Frequency of CD4+CXCR5+ TFH cells in patients with hepatitis b virus-associated membranous nephropathy

• The frequencies of CD4+CXCR5+ TFH cells were higher in HBV-MN patients.
• Treatment with prednisone or/and immunosuppressive drugs significantly reduced TFH cells in HBV-MN patients.
• TFH cells can regulate humoral immune responses in HBV-MN patients.
• TFH cells may participate in the pathogenesis of HBV-MN.

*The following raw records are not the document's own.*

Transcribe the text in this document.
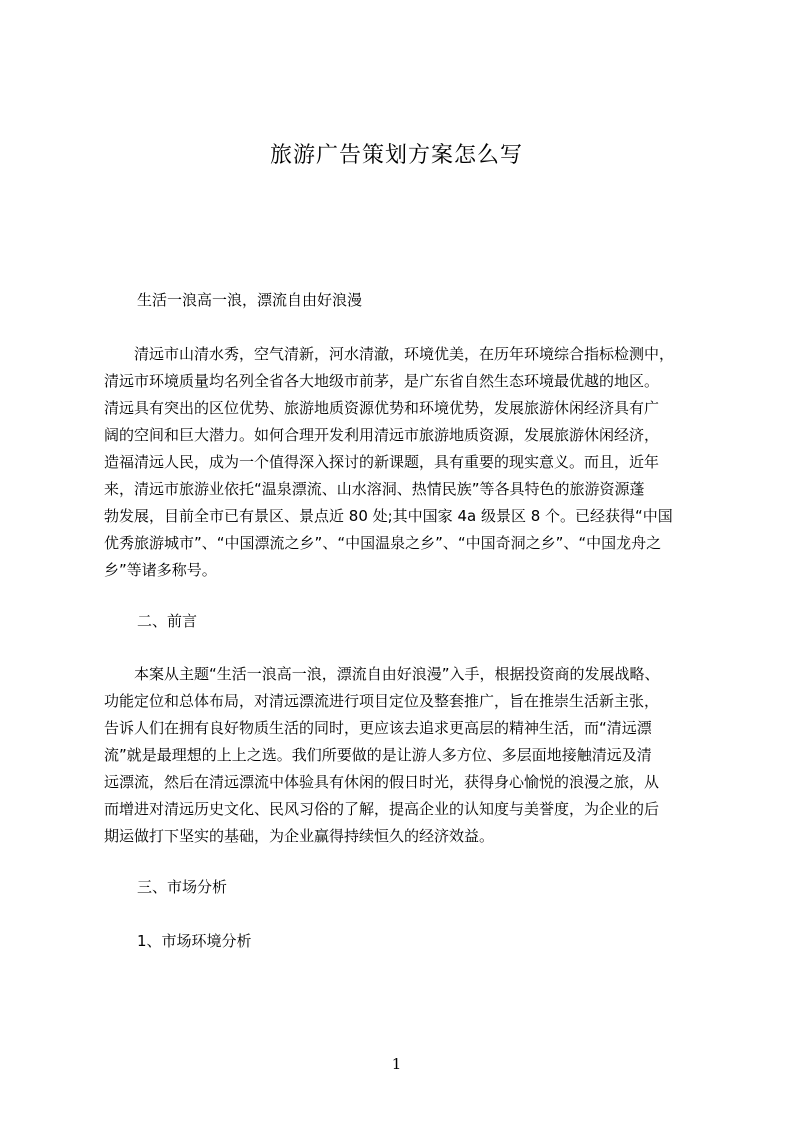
旅游广告策划方案怎么写
生活一浪高一浪，漂流自由好浪漫
　　清远市山清水秀，空气清新，河水清澈，环境优美，在历年环境综合指标检测中，
清远市环境质量均名列全省各大地级市前茅，是广东省自然生态环境最优越的地区。
清远具有突出的区位优势、旅游地质资源优势和环境优势，发展旅游休闲经济具有广
阔的空间和巨大潜力。如何合理开发利用清远市旅游地质资源，发展旅游休闲经济，
造福清远人民，成为一个值得深入探讨的新课题，具有重要的现实意义。而且，近年
来，清远市旅游业依托“温泉漂流、山水溶洞、热情民族”等各具特色的旅游资源蓬
勃发展，目前全市已有景区、景点近 80 处;其中国家 4a 级景区 8 个。已经获得“中国
优秀旅游城市”、“中国漂流之乡”、“中国温泉之乡”、“中国奇洞之乡”、“中国龙舟之
乡”等诸多称号。
二、前言
　　本案从主题“生活一浪高一浪，漂流自由好浪漫”入手，根据投资商的发展战略、
功能定位和总体布局，对清远漂流进行项目定位及整套推广，旨在推崇生活新主张，
告诉人们在拥有良好物质生活的同时，更应该去追求更高层的精神生活，而“清远漂
流”就是最理想的上上之选。我们所要做的是让游人多方位、多层面地接触清远及清
远漂流，然后在清远漂流中体验具有休闲的假日时光，获得身心愉悦的浪漫之旅，从
而增进对清远历史文化、民风习俗的了解，提高企业的认知度与美誉度，为企业的后
期运做打下坚实的基础，为企业赢得持续恒久的经济效益。
三、市场分析
1、市场环境分析
1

The frequency of different subsets of CD4+CXCR5+ TFH cells and serum cytokine levels were analyzed in a total of 14 patients with newly diagnosed hepatitis B virus-associated membranous nephropathy (HBV-MN), 12 individuals with immune-tolerant HBV infection (HBV-IT) and 12 healthy controls (HC). Serum cytokine levels were measured before and 10–12 weeks after treatment. Significantly higher frequency of CD4+CXCR5+, CD4+CXCR5+ICOS+ and CD4+CXCR5+PD-1+ TFH cells, and higher serum levels of IL-17A, IFN-γ, IL-2, IL-10, IL-4 and IL-21 were detected in HBV-MN patients compared to the HC. The percentage of CD4+CXCR5+ TFH cells and serum IL-21 level in HBV-MN patients were also higher than the HBV-IT. The percentage of CD4+CXCR5+ TFH cell was negatively correlated with the value of eGFR, and the percentage of CD4+CXCR5+ICOS+ TFH cells was positively correlated with the 24-h urinary protein concentration. Notably, the percentage of CD4+CXCR5+PD-1+ TFH cells was positively correlated with serum IL-21 level and 24-h urinary protein concentration. Treatment with prednisone or/and immunosuppressive drugs significantly reduced the frequency of CD4+CXCR5+, CD4+CXCR5+PD-1+ TFH cells and serum IL-21 level, but increased IL-4 and IL-10 levels in the patients. CD4+CXCR5+ TFH cells, especially CD4+CXCR5+PD-1+ TFH cells may participate in the pathogenesis of HBV-MN.